Stephan Jukic – August 10, 2016

After their initial releases a few months ago, Vizio’s superb 2016 HDR 4K TVs the flagship P-Series and second-tier M-Series are finally getting the HDR10 updates that were promised for both models from the get-go.

The P and M-Series TVs went on sale at remarkably reasonable prices and both came with built-in HDR support for the Dolby Vision high dynamic range format but lacked the HDR10 standards certification which is the more dominant of the two HDR systems in use today for home entertainment on the North American market. While the TVs did come with built-in HDMI 2.0a connectivity, the HDR10 standards support itself was lacking and now it no longer is.

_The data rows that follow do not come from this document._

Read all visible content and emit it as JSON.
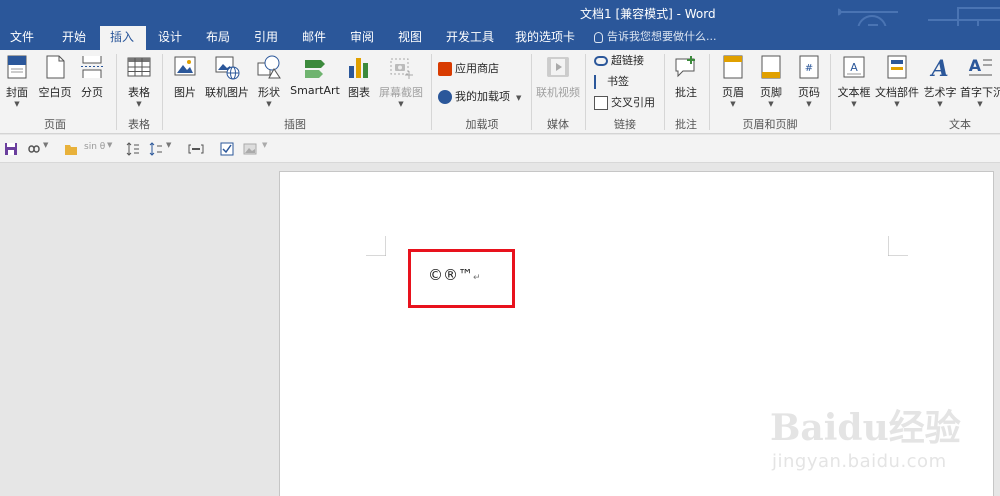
{
  "window": {
    "title": "文档1 [兼容模式] - Word"
  },
  "tabs": [
    "文件",
    "开始",
    "插入",
    "设计",
    "布局",
    "引用",
    "邮件",
    "审阅",
    "视图",
    "开发工具",
    "我的选项卡"
  ],
  "active_tab": "插入",
  "tell_me": "告诉我您想要做什么...",
  "ribbon": {
    "pages": {
      "cover": "封面",
      "blank": "空白页",
      "break": "分页",
      "group": "页面"
    },
    "tables": {
      "table": "表格",
      "group": "表格"
    },
    "illustrations": {
      "picture": "图片",
      "online_picture": "联机图片",
      "shapes": "形状",
      "smartart": "SmartArt",
      "chart": "图表",
      "screenshot": "屏幕截图",
      "group": "插图"
    },
    "addins": {
      "store": "应用商店",
      "my_addins": "我的加载项",
      "group": "加载项"
    },
    "media": {
      "online_video": "联机视频",
      "group": "媒体"
    },
    "links": {
      "hyperlink": "超链接",
      "bookmark": "书签",
      "cross_ref": "交叉引用",
      "group": "链接"
    },
    "comments": {
      "comment": "批注",
      "group": "批注"
    },
    "header_footer": {
      "header": "页眉",
      "footer": "页脚",
      "page_number": "页码",
      "group": "页眉和页脚"
    },
    "text": {
      "textbox": "文本框",
      "quick_parts": "文档部件",
      "wordart": "艺术字",
      "dropcap": "首字下沉",
      "group": "文本"
    }
  },
  "qat": {
    "equation_label": "sin θ"
  },
  "document": {
    "content": "©®™",
    "paragraph_mark": "↵"
  },
  "watermark": {
    "brand": "Baidu经验",
    "site": "jingyan.baidu.com"
  },
  "colors": {
    "accent": "#2b579a",
    "highlight": "#e8121d"
  }
}
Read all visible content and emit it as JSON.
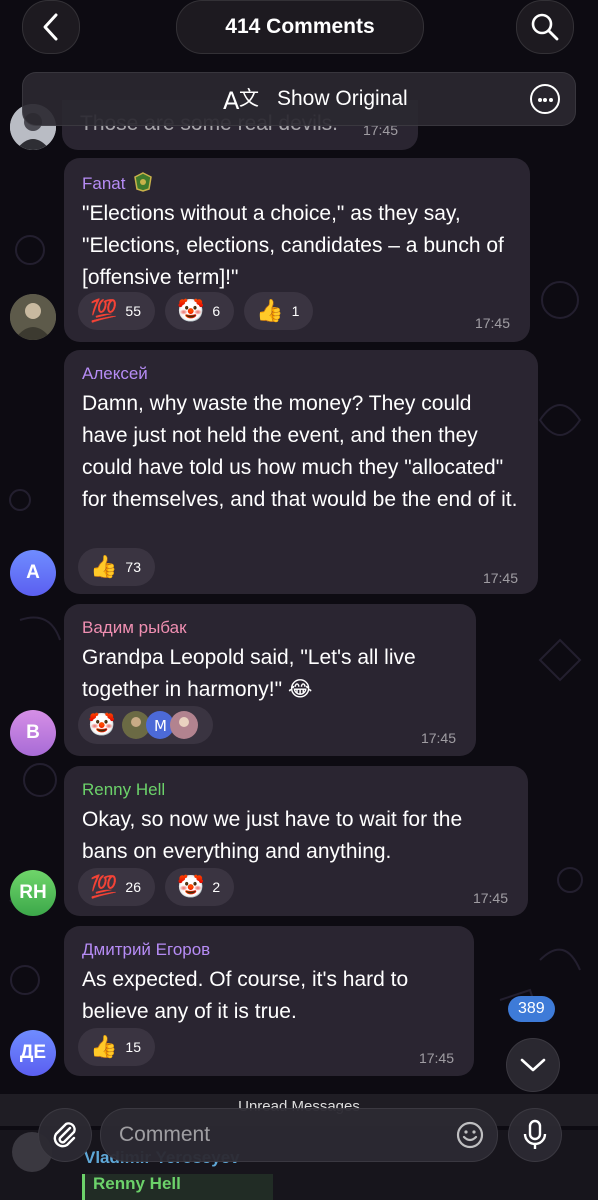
{
  "header": {
    "title": "414 Comments",
    "show_original": "Show Original"
  },
  "partial_message": {
    "text": "Those are some real devils.",
    "time": "17:45"
  },
  "messages": [
    {
      "author": "Fanat",
      "author_color": "#b68cf5",
      "text": "\"Elections without a choice,\" as they say, \"Elections, elections, candidates – a bunch of [offensive term]!\"",
      "time": "17:45",
      "reactions": [
        {
          "emoji": "💯",
          "count": "55"
        },
        {
          "emoji": "🤡",
          "count": "6"
        },
        {
          "emoji": "👍",
          "count": "1"
        }
      ]
    },
    {
      "author": "Алексей",
      "author_color": "#b68cf5",
      "text": "Damn, why waste the money? They could have just not held the event, and then they could have told us how much they \"allocated\" for themselves, and that would be the end of it.",
      "time": "17:45",
      "avatar": "A",
      "reactions": [
        {
          "emoji": "👍",
          "count": "73"
        }
      ]
    },
    {
      "author": "Вадим рыбак",
      "author_color": "#f08fb2",
      "text": "Grandpa Leopold said, \"Let's all live together in harmony!\" 😂",
      "time": "17:45",
      "avatar": "B",
      "reactions": [
        {
          "emoji": "🤡",
          "count": ""
        }
      ]
    },
    {
      "author": "Renny Hell",
      "author_color": "#6cd26a",
      "text": "Okay, so now we just have to wait for the bans on everything and anything.",
      "time": "17:45",
      "avatar": "RH",
      "reactions": [
        {
          "emoji": "💯",
          "count": "26"
        },
        {
          "emoji": "🤡",
          "count": "2"
        }
      ]
    },
    {
      "author": "Дмитрий Егоров",
      "author_color": "#b68cf5",
      "text": "As expected. Of course, it's hard to believe any of it is true.",
      "time": "17:45",
      "avatar": "ДЕ",
      "reactions": [
        {
          "emoji": "👍",
          "count": "15"
        }
      ]
    }
  ],
  "unread_label": "Unread Messages",
  "composer": {
    "placeholder": "Comment"
  },
  "scroll_badge": "389",
  "peek": {
    "author": "Vladimir Yeroseyev",
    "quote_author": "Renny Hell"
  }
}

This means that these TVs can now play the HDR metadata found in many non-Dolby HDR content sources from select streaming 4K content apps and more importantly, the Vizio TVs will be able to support the HDR found in 4K UHD Blu-ray disc videos, which are designed only with HDR10 support and playyable via 4K Blu-ray media devices like the Xbox One S 4K HDR gaming console/media player.

Vizio is also offering its firm support to the existing Dolby Vision HDR format that was already present in its televisions and which is supported by certain 4K content apps like Netflix and Vudu, or in a limited but expanding selection of recent release movie titles like Batman vs. Superman.

Vizio has even gone as far as to reaffirm that it believes Dolby to be the superior high dynamic range format despite the TV maker’s inclusion of HDR10 for the sake of wider HDR content access by owners of its new 4K TVs.

According to a recent public press release released by Vizio:

“HDR10 is based on the Rec2020 color space format, but restricted to a P3 color space and a maximum of 1000 Nits in a 10-bit format.  Dolby Vision is a theatrical format, featuring the Rec2020 color space but capable of offering up to a 12-bit format.  Where the HDR10 standard is limited, Dolby Vision content is mastered in Rec2020 and boasts 4000 Nits with the potential to expand even further for more finely-tuned dynamic content.”

Vizio's SmartCast smart TV platform UI works from a tablet instead of on the TV itself

Vizio’s SmartCast smart TV platform UI works from a tablet instead of on the TV itself

Thus, while it’s still far from clear whether Dolby Vision or HDR10 will dominate the landscape of next generation 4K home entertainment, Vizio is making sure to have its customers covered for either eventuality. The company is essentially future-proofing its TVs as much as it can for now.

Only the 2016 P-Series and M-Series HDR TV models support these two dynamic range formats. Vizio’s D-Series and E-Series 2016 4K TV models also supposedly offer HDR but of a decidedly inferior kind since it’s compatible with neither Dolby nor Ultra HD Premium HDR10 standards.

As for the P-Series and M-Series models themselves, as our recent reviews of both televisions have shown, these TVs offer some truly impressive 4K content viewing specs. The P-Series models in particular deliver some of the best peak brightness levels of any existing 4K TVs and also come with superb wide color gamut coverage, which is another integral part of high dynamic range display in a 4K TV. The M-Series TVs only offer the capacity to render the dynamic contrast levels of HDR and do not include 10-bit color or wide color gamut in the DCI-P3 color space.